Егорьев хотел было уже сказать: «Прекратите мародерствовать», но потом передумал, решив, что пусть берут — заслужили. Сам лейтенант из чистого любопытства взял одну плитку шоколада и, надорвав красочную обертку и отломив маленький кусочек, принялся жевать. Шоколад оказался горький и невкусный и с нашим ни в какое сравнение не шел. Егорьев поморщился и со словами «Ну и дрянь» бросил плитку обратно в сундук.
— У них все такое, — сказал Синченко. — Обертка там, упаковка, это красиво, все рационально, продумано, а начнешь есть — вырви глаз.
— А это что? — спросил Егорьев, повертев в руках небольшую коробочку и высыпая себе на ладонь из нее горсть разноцветных кубиков.
— Напитки разные, — отозвался Синченко.
— Напитки? — удивленно переспросил лейтенант.
— Ага. В воду кладешь, оно там растворяется. Ну, конечно, в определенных пропорциях, знать надо. И пей себе на здоровье.
Золин презрительно покосился на содержимое егорьевской ладони, бросил:
— Химикат.
Однако лейтенант коробочку со столь удивительными напитками положил в карман и, достав из сундука нечто облаченное в фольгу, принялся разворачивать.
— Смотрите-ка, хлеб, — еще больше, чем по поводу напитков, удивился Егорьев.
— Конечно, хлеб, — сказал Синченко таким тоном, будто для него вскрывать и осматривать подобные сундуки было каждодневным и давно уже привычным делом. — Видите, какой он мягкий. Годами храниться может.

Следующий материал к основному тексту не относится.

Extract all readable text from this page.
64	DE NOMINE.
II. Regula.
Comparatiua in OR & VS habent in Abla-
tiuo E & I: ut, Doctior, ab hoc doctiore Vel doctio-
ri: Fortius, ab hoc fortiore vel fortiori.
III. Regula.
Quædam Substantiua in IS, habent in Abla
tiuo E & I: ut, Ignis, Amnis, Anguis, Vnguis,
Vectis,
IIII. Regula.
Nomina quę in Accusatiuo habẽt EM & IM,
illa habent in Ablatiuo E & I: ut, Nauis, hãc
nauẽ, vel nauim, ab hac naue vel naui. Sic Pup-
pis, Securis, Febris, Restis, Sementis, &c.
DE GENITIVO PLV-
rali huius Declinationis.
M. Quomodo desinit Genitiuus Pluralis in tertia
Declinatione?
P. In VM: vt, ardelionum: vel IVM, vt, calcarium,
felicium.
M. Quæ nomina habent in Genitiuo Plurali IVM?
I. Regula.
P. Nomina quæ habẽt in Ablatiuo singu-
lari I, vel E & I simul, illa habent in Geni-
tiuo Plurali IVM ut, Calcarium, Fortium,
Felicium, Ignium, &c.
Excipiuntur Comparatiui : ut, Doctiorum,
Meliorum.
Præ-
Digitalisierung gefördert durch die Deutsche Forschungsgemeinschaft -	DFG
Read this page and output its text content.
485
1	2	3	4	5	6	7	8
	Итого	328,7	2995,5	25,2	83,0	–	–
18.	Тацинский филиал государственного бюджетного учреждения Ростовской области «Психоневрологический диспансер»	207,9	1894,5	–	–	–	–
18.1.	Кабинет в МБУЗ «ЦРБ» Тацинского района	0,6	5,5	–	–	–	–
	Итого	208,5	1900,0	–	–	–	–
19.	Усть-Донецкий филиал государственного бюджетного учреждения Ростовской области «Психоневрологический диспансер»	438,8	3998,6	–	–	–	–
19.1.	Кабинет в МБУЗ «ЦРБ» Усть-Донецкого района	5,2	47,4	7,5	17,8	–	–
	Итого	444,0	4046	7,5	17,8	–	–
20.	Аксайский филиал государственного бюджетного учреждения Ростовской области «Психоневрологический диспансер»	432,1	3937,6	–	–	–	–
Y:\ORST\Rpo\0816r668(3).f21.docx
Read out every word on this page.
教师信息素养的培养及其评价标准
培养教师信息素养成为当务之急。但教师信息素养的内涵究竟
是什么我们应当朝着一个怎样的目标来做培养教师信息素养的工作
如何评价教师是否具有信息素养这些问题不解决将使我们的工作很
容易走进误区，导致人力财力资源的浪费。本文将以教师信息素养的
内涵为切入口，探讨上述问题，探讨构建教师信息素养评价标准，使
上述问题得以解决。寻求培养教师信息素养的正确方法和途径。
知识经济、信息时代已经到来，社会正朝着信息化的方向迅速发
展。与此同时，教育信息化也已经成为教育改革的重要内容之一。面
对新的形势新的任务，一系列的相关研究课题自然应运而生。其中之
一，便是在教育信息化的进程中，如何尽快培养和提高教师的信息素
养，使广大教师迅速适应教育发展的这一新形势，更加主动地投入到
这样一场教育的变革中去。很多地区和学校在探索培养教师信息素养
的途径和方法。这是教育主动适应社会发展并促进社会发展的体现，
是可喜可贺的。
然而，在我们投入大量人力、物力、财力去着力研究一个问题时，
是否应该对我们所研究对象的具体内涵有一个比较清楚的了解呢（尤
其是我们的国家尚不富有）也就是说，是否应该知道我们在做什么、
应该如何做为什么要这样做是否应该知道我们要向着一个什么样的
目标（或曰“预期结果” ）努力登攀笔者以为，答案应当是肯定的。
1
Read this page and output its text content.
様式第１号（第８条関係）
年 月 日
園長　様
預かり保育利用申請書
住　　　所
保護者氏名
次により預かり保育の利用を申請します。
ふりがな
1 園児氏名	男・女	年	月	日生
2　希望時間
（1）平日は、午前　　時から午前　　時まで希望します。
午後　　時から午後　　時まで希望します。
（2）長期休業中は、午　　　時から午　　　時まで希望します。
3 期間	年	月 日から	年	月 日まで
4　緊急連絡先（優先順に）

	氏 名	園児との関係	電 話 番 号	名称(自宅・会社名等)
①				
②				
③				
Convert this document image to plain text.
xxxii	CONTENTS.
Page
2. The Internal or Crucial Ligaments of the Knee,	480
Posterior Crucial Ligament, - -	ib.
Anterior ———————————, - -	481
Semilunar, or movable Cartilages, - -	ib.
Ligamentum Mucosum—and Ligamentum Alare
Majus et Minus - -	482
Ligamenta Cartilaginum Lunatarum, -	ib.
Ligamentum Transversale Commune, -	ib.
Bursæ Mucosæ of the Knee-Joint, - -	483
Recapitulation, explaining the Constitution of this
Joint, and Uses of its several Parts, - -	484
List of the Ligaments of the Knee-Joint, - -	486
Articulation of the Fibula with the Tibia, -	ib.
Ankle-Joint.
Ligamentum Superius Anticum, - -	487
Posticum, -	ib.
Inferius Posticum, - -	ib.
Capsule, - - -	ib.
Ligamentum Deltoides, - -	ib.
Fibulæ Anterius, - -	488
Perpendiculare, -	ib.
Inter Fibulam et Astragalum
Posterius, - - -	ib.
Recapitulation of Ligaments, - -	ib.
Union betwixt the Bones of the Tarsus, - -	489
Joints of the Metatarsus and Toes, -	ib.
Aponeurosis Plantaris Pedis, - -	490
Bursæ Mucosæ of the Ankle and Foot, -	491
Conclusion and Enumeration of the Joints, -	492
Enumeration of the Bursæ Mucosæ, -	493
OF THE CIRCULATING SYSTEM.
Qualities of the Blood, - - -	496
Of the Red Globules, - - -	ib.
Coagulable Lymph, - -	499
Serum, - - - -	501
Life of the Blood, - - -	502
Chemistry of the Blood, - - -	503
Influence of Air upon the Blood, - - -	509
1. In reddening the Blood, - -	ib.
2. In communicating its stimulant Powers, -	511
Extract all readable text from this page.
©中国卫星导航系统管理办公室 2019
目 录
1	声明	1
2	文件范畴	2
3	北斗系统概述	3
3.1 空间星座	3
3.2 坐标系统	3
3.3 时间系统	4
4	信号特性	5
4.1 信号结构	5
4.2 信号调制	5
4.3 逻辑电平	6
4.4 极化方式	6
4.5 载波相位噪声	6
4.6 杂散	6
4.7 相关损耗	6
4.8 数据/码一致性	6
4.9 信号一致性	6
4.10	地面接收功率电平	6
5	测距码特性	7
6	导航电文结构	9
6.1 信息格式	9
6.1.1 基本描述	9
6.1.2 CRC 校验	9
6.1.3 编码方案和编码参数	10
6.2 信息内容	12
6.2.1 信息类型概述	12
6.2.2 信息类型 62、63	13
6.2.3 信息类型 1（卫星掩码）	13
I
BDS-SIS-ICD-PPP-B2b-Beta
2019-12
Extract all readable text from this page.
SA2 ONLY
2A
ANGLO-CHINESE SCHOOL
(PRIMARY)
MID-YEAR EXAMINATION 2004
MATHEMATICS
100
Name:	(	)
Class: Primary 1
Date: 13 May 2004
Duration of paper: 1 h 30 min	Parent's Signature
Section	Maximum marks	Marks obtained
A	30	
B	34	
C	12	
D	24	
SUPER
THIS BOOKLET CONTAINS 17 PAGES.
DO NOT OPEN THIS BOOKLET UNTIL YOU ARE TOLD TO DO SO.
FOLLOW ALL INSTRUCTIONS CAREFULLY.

Егорьев пощупал хлеб: тот действительно не уступал по качеству свежевыпеченному. Однако один недостаток лейтенант все же отметил:
— А запах хлебный утрачен.
Синченко усмехнулся:
— Тут уж, как говорится, не до жиру, быть бы живу.
— Нет, у нас хлеб вкуснее, — покачал головой Егорьев, попробовав немецкого. — У нас чувствуется, что хлеб ешь, а это мякина какая-то.
— Ну что, лейтенант, куда остальное-то девать будем? — спросил Синченко. — Набрали до отвалу.
— Раздадим всем бойцам взвода.
— Вообще-то полагается сдавать трофейщикам, — напомнил Синченко.
— Как вам не стыдно! — набросился на него лейтенант. — Если сами напихали, аж карманы поотвисли, так другим, значит, дулю? Нет, пусть все по справедливости будет, они не хуже вашего воевали.
— Ваша воля, — пожал плечами Синченко.
— Золин, вызовите сюда сержанта Дрозда, пусть разделит содержимое между солдатами, — приказал Егорьев. — И особенно смотрите, чтобы сигареты не зажулил… Да, еще скажите старшине, чтобы подготовил список убитых и раненых.
— Доверять Дрозду сундук, что козлу огород, — усмехнулся Золин.
— Ладно, идите, идите, — рассмеялся Егорьев. — Если что, мы ему всем взводом рога отшибем.
Все захохотали, довольные ответом лейтенанта, и Золин, улыбаясь, вышел из блиндажа.
Минут через пятнадцать в блиндаж явился сержант Дрозд. Положив на стол список, вытянулся по стойке «смирно». Сержант за рекордно быстрое время просмотрел и перерисовал фамилии убитых и раненых и теперь, гордясь своим трудом, подобострастно смотрел на Егорьева.